When you bring a cluster server online and it has the dirty bit set, you can run the chkdsk command to verify the integrity of the cluster server. The version of the Windows operating system that your computer is running determines the degree of chkdsk logging that is available:
  • Windows NT 4.0: A status code is logged in the Cluster log.For additional information, click the article number below to view the article in the Microsoft Knowledge Base:
    265533 Explanation of Chkdsk Status Codes in Cluster Log
  • Windows 2000: Results are logged in the Application and Cluster log.
  • Windows 2000 Service Pack 1 (SP1) and Windows Datacenter Server: Results are logged in the Application and Cluster log. In addition, the Cluster log references a log file in which detailed chkdsk output is recorded.

MORE INFORMATION

Windows NT 4.0

To capture detailed information by using chkdsk, stop the cluster server. To schedule chkdsk to run the next time that you restart the cluster, and have the results logged in the Application log as part of the autochk process:
  1. Shut down all but one node in the cluster.
  2. On the remaining node, use the following settings:
    Cluster Disk - Manual
    Cluster Service - Manual
  3. Run chkdsk by typing the following line, and then click Yes to schedule it for the next time that you restart the cluster server:
    chkdsk drive: /f
    Note: If no open handles are present on the disk and chkdsk runs immediately, the chkdsk results appear on the screen instead of being logged in the Application log. To ensure that chkdsk is scheduled to run the next time that you restart the cluster server, change the directory to the chosen drive before you run chkdsk.
  4. Restart the cluster server to run the autochk command .The autochk results are logged in the Application log with the source "AUTOCHK."
  5. Reset Cluster Disk and Cluster Server back to the original settings:
    Cluster Disk - System
    Cluster Service - Automatic
  6. Restart the computer. Verify that the cluster server starts, and then bring the other nodes online.
Make sure that no programs or services have handles open on the drive, which may require that you stop any cluster server that is using the drive. Start chkdsk manually, and then redirect the output to a text file. For example:
chkdsk x: /f >output.txt 2>error.txt

Windows 2000

Here are some examples of chkdsk output for a cluster server that is running a version of Windows 2000 earlier than SP1:
  • Cluster log
    Physical Disk <Disk S:>: FixCorruption: chkdsk returned status of 1
    For additional information about the status code, click the article number below to view the article in the Microsoft Knowledge Base:
    265533 Explanation of Chkdsk Status Codes in Cluster Log
  • System log
    Event Source: ClusSvc
    Event ID: 1066
    Description: Cluster disk resource <Disk S>: is corrupt. Running ChkDsk /F to repair problems.
  • Application log
    Event Source: Chkdsk
    Event ID: 26180
    Description:
    Checking file system on S:
    The type of the file system is NTFS.
    Volume label is S_Drive.
    The MFT mirror is different from the MFT.
    Correcting errors in the Master File Table (MFT) mirror.
    Windows has made corrections to the file system.

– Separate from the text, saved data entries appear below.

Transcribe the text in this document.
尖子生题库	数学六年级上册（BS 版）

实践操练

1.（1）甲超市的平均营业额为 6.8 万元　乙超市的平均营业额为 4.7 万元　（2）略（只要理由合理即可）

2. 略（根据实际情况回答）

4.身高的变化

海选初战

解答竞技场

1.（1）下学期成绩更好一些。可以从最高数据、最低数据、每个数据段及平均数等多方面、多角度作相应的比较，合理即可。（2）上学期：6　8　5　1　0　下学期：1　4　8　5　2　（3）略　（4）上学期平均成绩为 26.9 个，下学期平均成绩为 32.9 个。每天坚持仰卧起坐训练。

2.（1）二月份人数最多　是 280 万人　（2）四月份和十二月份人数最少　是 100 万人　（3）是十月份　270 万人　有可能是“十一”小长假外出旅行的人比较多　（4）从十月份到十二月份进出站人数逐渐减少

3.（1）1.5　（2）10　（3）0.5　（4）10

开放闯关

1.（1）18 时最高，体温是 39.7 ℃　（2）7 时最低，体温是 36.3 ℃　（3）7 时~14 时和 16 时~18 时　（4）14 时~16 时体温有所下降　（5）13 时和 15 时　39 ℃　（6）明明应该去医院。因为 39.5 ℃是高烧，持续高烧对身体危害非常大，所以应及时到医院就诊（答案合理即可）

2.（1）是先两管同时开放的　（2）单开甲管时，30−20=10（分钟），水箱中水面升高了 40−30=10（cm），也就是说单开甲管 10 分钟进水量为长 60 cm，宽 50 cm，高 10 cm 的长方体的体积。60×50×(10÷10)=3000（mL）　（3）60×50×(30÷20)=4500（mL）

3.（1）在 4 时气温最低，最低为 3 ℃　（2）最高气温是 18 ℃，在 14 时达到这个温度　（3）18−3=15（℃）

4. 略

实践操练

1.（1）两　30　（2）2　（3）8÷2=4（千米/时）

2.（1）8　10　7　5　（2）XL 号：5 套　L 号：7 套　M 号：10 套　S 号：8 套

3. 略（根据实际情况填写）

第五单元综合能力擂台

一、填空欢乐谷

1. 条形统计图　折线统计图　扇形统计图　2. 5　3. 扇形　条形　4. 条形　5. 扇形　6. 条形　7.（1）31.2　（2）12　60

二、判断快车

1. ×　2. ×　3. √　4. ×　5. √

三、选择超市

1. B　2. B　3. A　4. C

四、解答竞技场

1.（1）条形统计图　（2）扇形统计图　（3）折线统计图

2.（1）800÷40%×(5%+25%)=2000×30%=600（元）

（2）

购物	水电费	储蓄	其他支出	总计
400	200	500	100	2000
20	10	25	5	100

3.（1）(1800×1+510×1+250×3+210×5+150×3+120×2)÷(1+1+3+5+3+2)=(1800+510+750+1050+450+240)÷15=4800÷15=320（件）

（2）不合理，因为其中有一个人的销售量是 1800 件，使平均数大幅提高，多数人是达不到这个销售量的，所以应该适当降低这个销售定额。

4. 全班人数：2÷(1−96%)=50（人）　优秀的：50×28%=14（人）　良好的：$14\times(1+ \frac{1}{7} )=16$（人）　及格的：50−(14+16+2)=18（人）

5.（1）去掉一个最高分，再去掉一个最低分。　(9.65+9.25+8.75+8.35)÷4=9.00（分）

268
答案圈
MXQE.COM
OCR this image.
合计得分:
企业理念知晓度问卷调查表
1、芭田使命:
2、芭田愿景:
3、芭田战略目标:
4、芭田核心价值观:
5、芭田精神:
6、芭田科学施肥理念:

    528367 KB total disk space.
    15547 KB in 26 files.
    20 KB in 24 indexes.
    0 KB in bad sectors.
    4643 KB in use by the system.
    4096 KB occupied by the log file.
    508157 KB available on disk.

    1024 bytes in each allocation unit.
    528367 total allocation units on disk.
    508157 allocation units available on disk.

Windows 2000 Advanced Server SP1 and Datacenter

In Windows 2000 Advanced Server SP1 and Datacenter, an additional entry is placed in the Cluster log that references an additional log file. The additional log file has a name in the following format:
ChkDsk_Disk#_SigXXXXXXXX.log
NOTE: This chkdsk log file represents the last chkdsk results for that specific hard disk. For example, if Disk 2 has two partitions, and you ran chkdsk against both of them, only the results of the last partition will be recorded in the log file.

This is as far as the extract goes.